Dear Abby: I am 55 now. Between the ages of 18 and 26, I was married four times to three different men. I was stupid. I had no direction in life and thought marriage was the answer. At 27, I went back to college, graduated and became a CPA. I married again at 34. My husband was abusive, and the marriage was rocky, to say the least. He hit me, shoved me, kicked me, drank too much, passed out in the street and was a Dr. Jekyll and Mr. Hyde to live with. I hung in with him for 20 years because I was desperate to make a marriage work and avoid further shame. I finally left him last year. I feel damaged, empty and ashamed, and I don’t know how to start over at this point. I have been fighting a chronic illness for eight years, which contributes to my feelings of hopelessness. Have you any advice about where I can turn to start a new life? Please don’t suggest counseling. I have already done that and gotten as much healing from it as possible.
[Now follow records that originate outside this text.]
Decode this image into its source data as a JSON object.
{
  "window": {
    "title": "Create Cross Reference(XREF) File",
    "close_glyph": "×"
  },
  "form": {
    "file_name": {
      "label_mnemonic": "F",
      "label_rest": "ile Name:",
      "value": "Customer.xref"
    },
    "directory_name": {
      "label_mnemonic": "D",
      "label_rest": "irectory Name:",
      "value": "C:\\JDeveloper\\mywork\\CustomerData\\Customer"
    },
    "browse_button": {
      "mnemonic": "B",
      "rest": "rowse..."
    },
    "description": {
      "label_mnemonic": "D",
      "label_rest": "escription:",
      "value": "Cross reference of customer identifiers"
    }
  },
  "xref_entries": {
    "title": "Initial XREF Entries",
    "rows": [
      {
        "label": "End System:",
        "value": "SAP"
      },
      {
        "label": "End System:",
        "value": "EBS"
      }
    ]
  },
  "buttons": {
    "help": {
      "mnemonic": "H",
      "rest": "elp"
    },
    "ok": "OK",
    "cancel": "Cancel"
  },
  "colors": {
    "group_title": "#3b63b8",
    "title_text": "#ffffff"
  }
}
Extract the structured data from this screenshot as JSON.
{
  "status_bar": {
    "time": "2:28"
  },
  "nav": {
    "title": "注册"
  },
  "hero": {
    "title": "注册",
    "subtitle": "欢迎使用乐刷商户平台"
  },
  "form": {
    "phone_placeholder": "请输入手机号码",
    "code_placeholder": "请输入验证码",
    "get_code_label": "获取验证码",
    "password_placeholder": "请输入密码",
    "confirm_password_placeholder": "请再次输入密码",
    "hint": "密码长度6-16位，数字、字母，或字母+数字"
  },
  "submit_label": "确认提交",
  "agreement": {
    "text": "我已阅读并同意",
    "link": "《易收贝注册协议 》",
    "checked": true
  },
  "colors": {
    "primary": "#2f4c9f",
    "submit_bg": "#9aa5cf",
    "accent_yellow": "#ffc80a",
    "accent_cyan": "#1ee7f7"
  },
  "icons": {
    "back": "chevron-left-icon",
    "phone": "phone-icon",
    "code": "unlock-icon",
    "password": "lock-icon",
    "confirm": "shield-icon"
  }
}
Now I need to know how to move forward.
Shamed But Not Stupid
Dear Shamed: Your new life began the moment you walked out the door and left your abuser behind. I have often asked, “If marriage is the answer, what is the question?” Now that you know marriage isn’t the answer, you can begin building your new life by first forgiving yourself, and then learning to like yourself again. There are online support groups for divorced people as well as those recovering from abusive relationships. It may be helpful to sample a few to see if you can find the support you’re looking for. I wish you luck, because you are finally on the right track.
Dear Abby: My husband of 20 years has always been a smoker. I worry nonstop about it affecting his health. Our children have begged him to quit. A couple of months ago we made a bet. I would give up social media for a week if he would quit smoking for a week. It was awesome! He quit smoking — or so I thought. I found out last week that he only quit smoking at home. He has still been doing it at work. I asked him to please not start smoking at home. After all, if he can go all weekend without a cigarette, why does he need to smoke at all? My issue: I caught him smoking in the garage. I was furious and didn’t handle it well. Am I wrong for being upset that he went against my wishes? By the way, the kids don’t know he has started again.
Dear Smoke-free Wife: No, you’re not wrong. It’s understandable that you are upset. You love your husband. If the kids don’t know he has started smoking again, they’ll soon realize it because they’ll smell it on him. It should be clear to you that your husband has a serious addiction to nicotine. You have my sympathy, but you cannot “make” him do this or do it “for” him. Secondhand smoke is unhealthy for those who are exposed to it, so unless you can convince your spouse to get help from his doctor, the rule should be that he smokes outside the house when he needs a “fix.”